The Supreme Court Spoiler Alert

The release of the proposed draft of the United States Supreme Court’s opinion overturning Roe v. Wade was, to be sure, a spoiler alert of sorts. For one thing, appellate court opinions are not supposed to be leaked.  The process of opinion writing is tedious:  proposed drafts are circulated to the members of the court; memos are exchanged; jurists weigh in with their comments, thoughts and suggested language tweaks; there may be some intra-court lobbying between judges; dissents and concurrences are, likewise, circulated; and eventually judges’ opinions are solidified and will coalesce into a majority and, possibly, formal dissents and concurrences. The process is secret until the opinion’s author sings the final aria and is joined, in turn, by the chorus of dissents and concurrences.

Ironically, while in the process of trashing women’s privacy rights, the Supreme Court is miffed that its privacy rights were violated.

In any event, the good news is, that the leaked proposed opinion will likely not be the final opinion.  The bad news, however, is that whatever the final opinion looks like, the Court’s conservative majority will probably overturn Roe, leaving decisions on abortion to be made by each state.

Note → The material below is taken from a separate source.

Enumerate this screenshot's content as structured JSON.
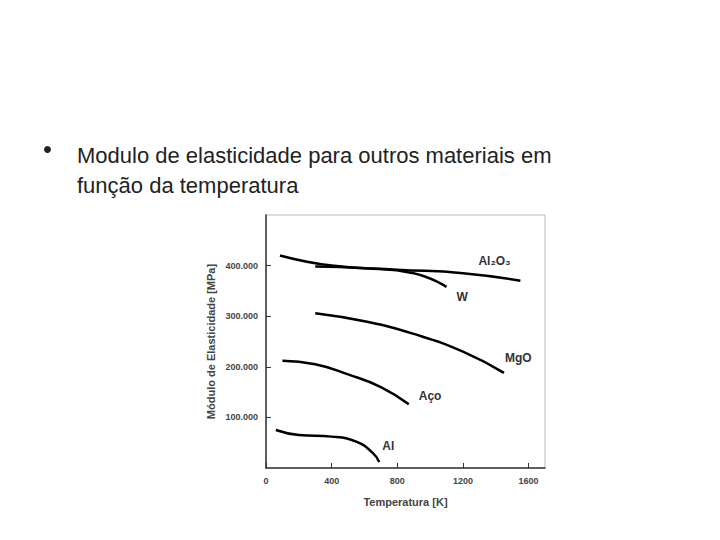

And there’s bad news and good news in that, too.

The obvious bad news is that states like Texas have openly declared war on women who, for whatever their personal reasons, have decided to terminate their pre-viability pregnancies.  Indeed, conservative Red states are frothing at the mouth, trying to out do each other in adopting the most draconian anti-abortion statutes in anticipation of what they expect the Supreme Court’s final decision will say.

And what of the women who will likely lose their access to abortion services; who will be forced to terminate unwanted pregnancies illegally, often at the hands of butchers and quacks; who will be the victims of vigilante justice in some states; and who will have their reproductive choices dictated by males? Make no mistake, these women will be the victims of the Supreme Court’s ultimate decision to throw Roe under the bus, to adopt  the platform of the Republican Party and the doctrines of the religious right.

America’s 50-year-running abortion war will have come to an ignominious end. And the Supreme Court will have come in at the end of the war to shoot the wounded women.

And the good news? It is a well-settled principle of constitutional law that, while a state may not provide less protection of a federal constitutional right, it may provide greater protection under its own constitution.  Roe was grounded in the federal constitutional right to equal protection and due process of law.

However, in Armstrong v. State, 1999 MT 261,[1] the Montana Supreme Court turned to Montana’s Constitution instead of to the Federal Constitution.

Montanans are guaranteed the fundamental right of individual privacy under Article II, Section 10 of our State Constitution, which states: “The right of individual privacy is essential to the well-being of a free society and shall not be infringed without the showing of a compelling state interest.”

Fundamental constitutional rights are the most stringently protected rights in our Constitution.  Legislation infringing such a right is reviewed under strict-scrutiny analysis, meaning that the legislation must be justified by a compelling state interest and must be narrowly tailored to effectuate only that compelling interest.

With this standard in mind, the Court carefully considered the history of the right of individual privacy and determined this right guaranteed that a woman was entitled to make medical judgments affecting her bodily integrity and health—including obtaining a pre-viability abortion–in partnership with her chosen health care provider free from government interference.

Importantly, Armstrong was grounded independently and solely in the right of privacy and other fundamental rights protected in Montana’s Constitution, and not in federal constitutional law. In short, Montana provides greater protection for women’s right of procreative autonomy—the right to choose—than does the federal Constitution.

Thus, regardless of what happens to Roe, Montana women will continue to be guaranteed their constitutional privacy right to seek abortion services based on the medical model, free from male-driven partisan and religious meddling.

At least for the foreseeable future.

But make no mistake.  The right of individual privacy and women’s right to control their own reproductive functions has a target on its back.  The legislature, Attorney General Knudsen, Governor Gianforte, and every religious right organization in the State are all salivating to overturn Armstrong, to wage their own war on Montana women.

Bad news; good news; bad news.

Spoiler alert! How this turns out is ultimately up to Montana voters and women. Fight like hell, or you won’t have a right to choose.

Notes.

[1] Read the opinion at: https://caselaw.findlaw.com/mt-supreme-court/1489482.html

 

James C. Nelson a retired Montana Supreme Court justice. He lives in of Helena.